Deste modo, e tendo em consideração a caracterização da região, que traduz a conjuntura de todo um país marcado por um fraco desenvolvimento agrícola, um aproveitamento incipiente dos seus recursos naturais, geográficos e patrimoniais, augura- se que o mar se mantenha enquanto principal motor de desenvolvimento da cidade e região de Sines, e um dos principais do Baixo Alentejo, embora experiencie os efeitos do progresso, aperfeiçoando-se a diferentes contextos e dinâmicas.
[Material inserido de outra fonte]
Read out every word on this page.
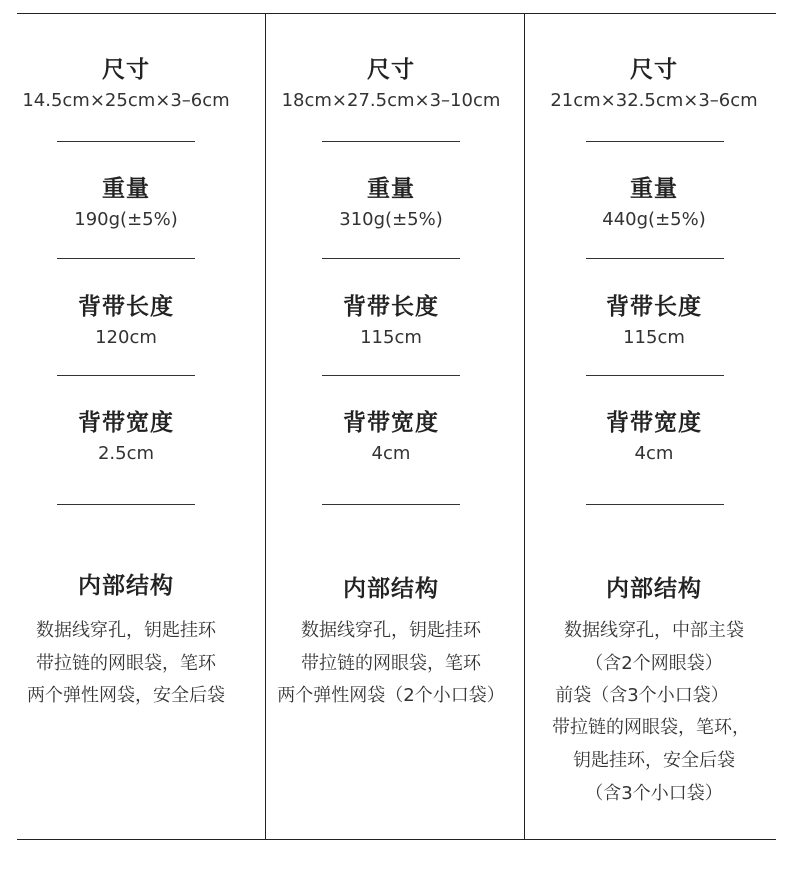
尺寸
14.5cm×25cm×3–6cm
重量
190g(±5%)
背带长度
120cm
背带宽度
2.5cm
内部结构
数据线穿孔，钥匙挂环
带拉链的网眼袋，笔环
两个弹性网袋，安全后袋
尺寸
18cm×27.5cm×3–10cm
重量
310g(±5%)
背带长度
115cm
背带宽度
4cm
内部结构
数据线穿孔，钥匙挂环
带拉链的网眼袋，笔环
两个弹性网袋（2个小口袋）
尺寸
21cm×32.5cm×3–6cm
重量
440g(±5%)
背带长度
115cm
背带宽度
4cm
内部结构
数据线穿孔，中部主袋
（含2个网眼袋）
前袋（含3个小口袋）
带拉链的网眼袋，笔环，
钥匙挂环，安全后袋
（含3个小口袋）
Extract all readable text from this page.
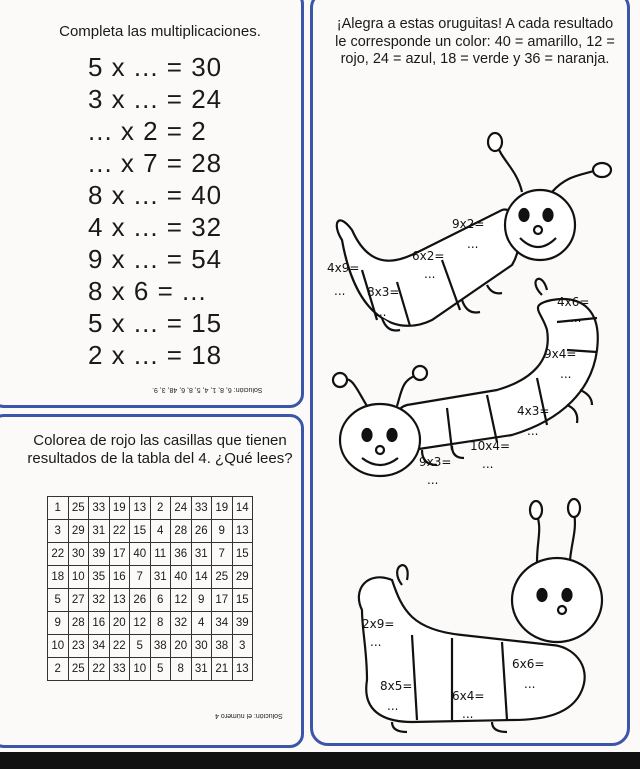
Completa las multiplicaciones.
5 x ... = 30
3 x ... = 24
... x 2 = 2
... x 7 = 28
8 x ... = 40
4 x ... = 32
9 x ... = 54
8 x 6 = ...
5 x ... = 15
2 x ... = 18
Solución: 6, 8, 1, 4, 5, 8, 6, 48, 3, 9.
Colorea de rojo las casillas que tienen resultados de la tabla del 4. ¿Qué lees?
1	25	33	19	13	2	24	33	19	14
3	29	31	22	15	4	28	26	9	13
22	30	39	17	40	11	36	31	7	15
18	10	35	16	7	31	40	14	25	29
5	27	32	13	26	6	12	9	17	15
9	28	16	20	12	8	32	4	34	39
10	23	34	22	5	38	20	30	38	3
2	25	22	33	10	5	8	31	21	13
Solución: el número 4
¡Alegra a estas oruguitas! A cada resultado le corresponde un color: 40 = amarillo, 12 = rojo, 24 = azul, 18 = verde y 36 = naranja.
9x2=
...
6x2=
...
8x3=
...
4x9=
...
4x6=
...
9x4=
...
4x3=
...
10x4=
...
9x3=
...
2x9=
...
6x6=
...
6x4=
...
8x5=
...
Conclui-se portanto que, de uma forma geral, a motivação da criação dos povoamentos é, normalmente atraída pela água, seja ela fluvial ou marítima, pelos mais diversos motivos, tal como abordado anteriormente. Para além de motivações de ordem mais prática e indispensáveis à sobrevivência, o estabelecimento de laços afectivos e relações mentais com seu ambiente envolvente, são características naturais do ser humano, que contribuem de forma marcante, para o facto de cerca de quatro quintos da população actual, viver a cerca de cinquenta quilómetros da zona costeira (BRITO R. S., Território, Suporte das Gentes, 2005). Em Portugal, dada a sua localização geográfica, tal relação é sentida de forma intensa, uma vez que o mar serviu, em diferentes contextos, para a hegemonia de povo marcado pelas vicissitudes da história.

De um modo frequente, a relação entre os povoamentos e o mar, é mantida, mais que não seja, por uma cultura local, resistente à mudança e quase sempre relacionada com a actividade piscatória. Porém, e apesar das transformações, mais ou menos lentas, ou incisivas, a relação entre desenvolvimento urbano e água/mar é quase sempre inseparável, embora experienciando diferentes graus de proximidade. O desenvolvimento das cidades marítimas/portuárias, depende, em primeiro grau, do dinamismo do mar. Embora dependa também, inevitavelmente de outros factores, de ordem endógena e exógena, é no mar que encontram, na grande maioria dos casos, a motivação, o elemento diferenciador ou o factor de competitividade que se impõe como motor de desenvolvimento.